Perencana keuangan dari TGRM Financial Planning Services Taufik Gumulya menjelaskan, surat warisan yang dibikin sejak lajang juga penting untuk keperluan perjanjian pranikah. Jadi, ketika seorang lajang tersebut kelak menikah tapi kemudian bercerai, surat warisan saat lajang bisa memudahkan pembuatan surat pisah harta.

Namun, perjalanan hidup seseorang tentu tak sesederhana hanya berada dalam dua kondisi: hidup dan mati. Kadangkala, ada masa-masa ketika seorang lajang sakit bahkan sakit kritis dan membutuhkan biaya besar. Dalam kondisi tak berdaya tersebut, mustahil bagi si lajang untuk melakukan eksekusi atas asetnya untuk membiayai pengobatannya.

Nah, menurut perencana keuangan dari Safir Senduk & Rekan Rakhmi Permatasari, untuk mengeksekusi aset saat sang pemilik aset tersebut masih hidup, diperlukan surat kuasa. Sementara, peruntukan surat warisan adalah untuk mengeksekusi aset setelah sang pemilik aset tersebut meninggal dunia.

Namun, pada dasarnya, baik surat kuasa dan surat warisan memiliki fungsi sama, yakni memuat keinginan sang pemilik aset terhadap semua aset yang dia miliki. Surat itu juga memberikan rekomendasi kepada pihak lain atas harta yang dimiliki ketika secara fisik sang pemilik tidak bisa mengelolanya.

Taufik menjelaskan, kedua surat tersebut bisa dibikin sesuai kebutuhan si lajang sebagai pemilik harta. “Kalau perlu hingga disebutkan aset mana saja yang bisa dieksekusi pada kondisi-kondisi tertentu ketika si lajang tersebut, misalnya, sedang dalam kondisi sakit kritis,” katanya.

Freddy, secara khusus, menyoroti lajang yang mempunyai rekam medis kurang baik. Sebaiknya, orang tersebut lebih banyak menempatkan asetnya ke dalam portofolio investasi yang bersifat lebih gampang dicairkan sewaktu-waktu atawa likuid. Jadi, ketika lajang tersebut harus berurusan dengan biaya rumah sakit yang membengkak, pihak yang dipercaya mengelola asetnya lebih mudah melakukan eksekusi. “Sebaiknya, penempatan aset likuidnya lebih dari 50%,” saran Freddy. Pertimbangan Freddy, eksekusi aset ini adalah pertimbangan kedua setelah asuransi kesehatan tidak bisa menutup semua biayanya.

Tak cuma orang kaya

Jika keberadaan surat kuasa maupun surat warisan penting bagi lajang, lantas sejak kapan sebaiknya seorang lajang membikin surat ini? Taufik memberi acuan, sejauh potensi pertambahan asetnya besar, seseorang wajib segera membikin surat kuasa atau surat warisan.

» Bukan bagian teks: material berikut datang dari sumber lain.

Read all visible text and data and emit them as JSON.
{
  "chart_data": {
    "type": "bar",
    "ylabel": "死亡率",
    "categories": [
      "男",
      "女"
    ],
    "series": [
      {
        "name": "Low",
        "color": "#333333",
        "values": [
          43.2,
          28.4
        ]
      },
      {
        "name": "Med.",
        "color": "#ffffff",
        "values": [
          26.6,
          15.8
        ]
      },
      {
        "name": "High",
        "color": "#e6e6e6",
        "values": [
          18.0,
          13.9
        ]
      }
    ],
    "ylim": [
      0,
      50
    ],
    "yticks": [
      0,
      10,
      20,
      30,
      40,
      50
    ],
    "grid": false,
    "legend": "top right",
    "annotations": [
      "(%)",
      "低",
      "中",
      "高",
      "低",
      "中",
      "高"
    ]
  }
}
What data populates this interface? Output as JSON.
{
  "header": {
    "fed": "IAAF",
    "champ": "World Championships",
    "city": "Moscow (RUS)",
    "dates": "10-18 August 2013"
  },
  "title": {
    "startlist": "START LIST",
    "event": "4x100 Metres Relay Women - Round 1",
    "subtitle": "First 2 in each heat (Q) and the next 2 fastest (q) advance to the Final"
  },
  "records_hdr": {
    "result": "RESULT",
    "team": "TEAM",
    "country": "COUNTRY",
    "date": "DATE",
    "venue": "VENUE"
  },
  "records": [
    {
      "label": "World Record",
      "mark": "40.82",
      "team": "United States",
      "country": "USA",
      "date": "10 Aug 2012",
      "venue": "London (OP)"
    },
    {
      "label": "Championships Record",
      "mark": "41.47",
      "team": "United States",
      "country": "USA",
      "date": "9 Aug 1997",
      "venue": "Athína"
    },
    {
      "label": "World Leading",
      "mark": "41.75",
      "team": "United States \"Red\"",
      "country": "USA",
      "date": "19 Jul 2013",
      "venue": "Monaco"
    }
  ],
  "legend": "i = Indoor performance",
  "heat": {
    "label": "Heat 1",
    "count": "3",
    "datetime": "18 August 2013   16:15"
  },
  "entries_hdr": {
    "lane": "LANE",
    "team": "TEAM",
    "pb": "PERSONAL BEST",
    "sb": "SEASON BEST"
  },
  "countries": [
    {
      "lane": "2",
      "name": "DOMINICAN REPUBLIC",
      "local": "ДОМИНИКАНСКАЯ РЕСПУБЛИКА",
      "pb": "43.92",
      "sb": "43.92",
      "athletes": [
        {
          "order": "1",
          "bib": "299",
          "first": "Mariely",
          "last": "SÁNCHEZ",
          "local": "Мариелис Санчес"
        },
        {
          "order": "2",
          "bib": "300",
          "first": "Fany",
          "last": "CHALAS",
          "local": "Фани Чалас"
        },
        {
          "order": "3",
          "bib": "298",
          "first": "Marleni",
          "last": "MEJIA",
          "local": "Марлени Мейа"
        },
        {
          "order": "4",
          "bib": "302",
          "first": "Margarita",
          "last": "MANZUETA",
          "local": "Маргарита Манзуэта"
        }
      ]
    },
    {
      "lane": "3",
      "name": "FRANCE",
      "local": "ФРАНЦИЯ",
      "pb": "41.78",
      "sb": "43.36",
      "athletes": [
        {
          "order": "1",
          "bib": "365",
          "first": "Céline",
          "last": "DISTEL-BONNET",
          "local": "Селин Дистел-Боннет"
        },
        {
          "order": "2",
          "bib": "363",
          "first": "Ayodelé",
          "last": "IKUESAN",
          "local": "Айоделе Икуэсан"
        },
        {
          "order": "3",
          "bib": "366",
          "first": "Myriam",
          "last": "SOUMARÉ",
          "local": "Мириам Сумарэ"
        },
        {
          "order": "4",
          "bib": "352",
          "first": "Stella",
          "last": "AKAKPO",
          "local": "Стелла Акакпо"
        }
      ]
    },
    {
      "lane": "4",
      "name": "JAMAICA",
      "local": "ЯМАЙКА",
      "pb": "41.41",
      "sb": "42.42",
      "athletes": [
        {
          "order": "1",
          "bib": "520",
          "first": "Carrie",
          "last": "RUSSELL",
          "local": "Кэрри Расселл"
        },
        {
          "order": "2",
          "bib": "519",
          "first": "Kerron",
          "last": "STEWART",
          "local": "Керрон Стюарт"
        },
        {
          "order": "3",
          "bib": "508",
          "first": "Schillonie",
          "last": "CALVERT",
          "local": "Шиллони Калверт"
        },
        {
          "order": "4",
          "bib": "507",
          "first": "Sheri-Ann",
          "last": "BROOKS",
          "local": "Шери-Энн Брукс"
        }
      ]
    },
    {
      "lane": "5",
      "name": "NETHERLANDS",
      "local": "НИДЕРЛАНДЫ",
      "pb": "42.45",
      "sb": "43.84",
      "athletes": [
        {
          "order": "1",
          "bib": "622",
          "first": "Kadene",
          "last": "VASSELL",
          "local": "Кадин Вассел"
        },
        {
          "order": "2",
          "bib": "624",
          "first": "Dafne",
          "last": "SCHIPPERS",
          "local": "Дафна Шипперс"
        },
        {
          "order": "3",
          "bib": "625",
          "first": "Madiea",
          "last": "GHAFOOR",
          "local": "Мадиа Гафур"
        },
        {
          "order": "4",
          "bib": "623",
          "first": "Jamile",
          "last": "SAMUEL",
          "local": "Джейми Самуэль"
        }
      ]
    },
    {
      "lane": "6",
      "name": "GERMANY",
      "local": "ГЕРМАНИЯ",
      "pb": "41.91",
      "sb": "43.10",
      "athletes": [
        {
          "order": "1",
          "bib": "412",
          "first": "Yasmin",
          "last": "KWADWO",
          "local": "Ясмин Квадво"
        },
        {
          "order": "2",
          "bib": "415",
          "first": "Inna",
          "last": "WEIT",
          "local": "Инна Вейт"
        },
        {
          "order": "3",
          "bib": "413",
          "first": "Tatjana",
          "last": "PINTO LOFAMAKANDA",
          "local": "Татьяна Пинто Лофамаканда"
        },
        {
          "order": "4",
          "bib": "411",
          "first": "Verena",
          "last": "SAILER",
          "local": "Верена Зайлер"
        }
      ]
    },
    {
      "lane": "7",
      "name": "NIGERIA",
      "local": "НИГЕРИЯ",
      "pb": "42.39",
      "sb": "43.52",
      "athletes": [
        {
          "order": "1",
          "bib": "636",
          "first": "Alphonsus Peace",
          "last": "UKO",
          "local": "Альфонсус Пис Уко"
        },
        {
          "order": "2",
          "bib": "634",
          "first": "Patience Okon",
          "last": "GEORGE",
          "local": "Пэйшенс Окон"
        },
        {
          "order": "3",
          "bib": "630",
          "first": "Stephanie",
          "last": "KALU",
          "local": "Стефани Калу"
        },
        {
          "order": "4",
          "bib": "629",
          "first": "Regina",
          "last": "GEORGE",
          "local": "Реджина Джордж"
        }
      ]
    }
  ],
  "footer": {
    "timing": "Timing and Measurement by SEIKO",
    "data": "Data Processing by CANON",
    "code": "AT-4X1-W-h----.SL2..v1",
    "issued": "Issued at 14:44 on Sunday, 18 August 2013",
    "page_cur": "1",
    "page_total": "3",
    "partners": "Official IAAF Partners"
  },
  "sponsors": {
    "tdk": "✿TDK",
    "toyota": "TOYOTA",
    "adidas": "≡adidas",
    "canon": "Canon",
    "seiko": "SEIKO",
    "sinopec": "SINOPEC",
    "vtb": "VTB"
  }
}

Bahkan, Taufik menegaskan, pembuatan surat warisan dan surat kuasa tidak hanya menjadi kewajiban orang kaya. Toh, menurutnya, tak ada tolok ukur yang baku untuk kriteria kaya ini alias sifat penilaiannya relatif. “Seseorang dengan gaji Rp 5 juta - Rp 10 juta per bulan, tapi manajemen keuangannya baik bisa saja masuk dalam kriteria orang yang sebaiknya buat surat kuasa atau warisan,” ungkapnya.

Namun, menurut Taufik, setidaknya ada dua indikator yang bisa menandai seseorang dianggap mapan dan wajib membuat surat kuasa atau warisan. Pertama, saat lajang tersebut sudah mampu mencukupi 100% kebutuhannya. Kedua, jika persentase pertumbuhan asetnya per tahun lebih besar dari inflasi di negara dia tinggal.

Sementara, menurut Freddy, selain aset berlimpah, potensi pertikaian juga patut dijadikan alasan bagi seorang lajang untuk membuat surat kuasa dan warisan. Misalnya, jika seorang lajang tersebut ternyata sudah tidak memiliki ayah dan ibu.

Masalahnya secara hukum, jika seorang lajang meninggalkan harta, harta tersebut otomatis menjadi milik kedua orangtuanya. Namun, jika kedua orangtuanya sudah meninggal, Freddy menilai, ada potensi pertikaian harta di antara saudara si lajang. Potensi pertikaian semakin meluas jika ternyata si lajang yang yatim piatu tersebut ternyata anak tunggal. “Potensi pertikaian harta bisa terjadi di keluarga lapisan kedua dan ini pasti makin rumit,” ujar Freddy. (bersambung)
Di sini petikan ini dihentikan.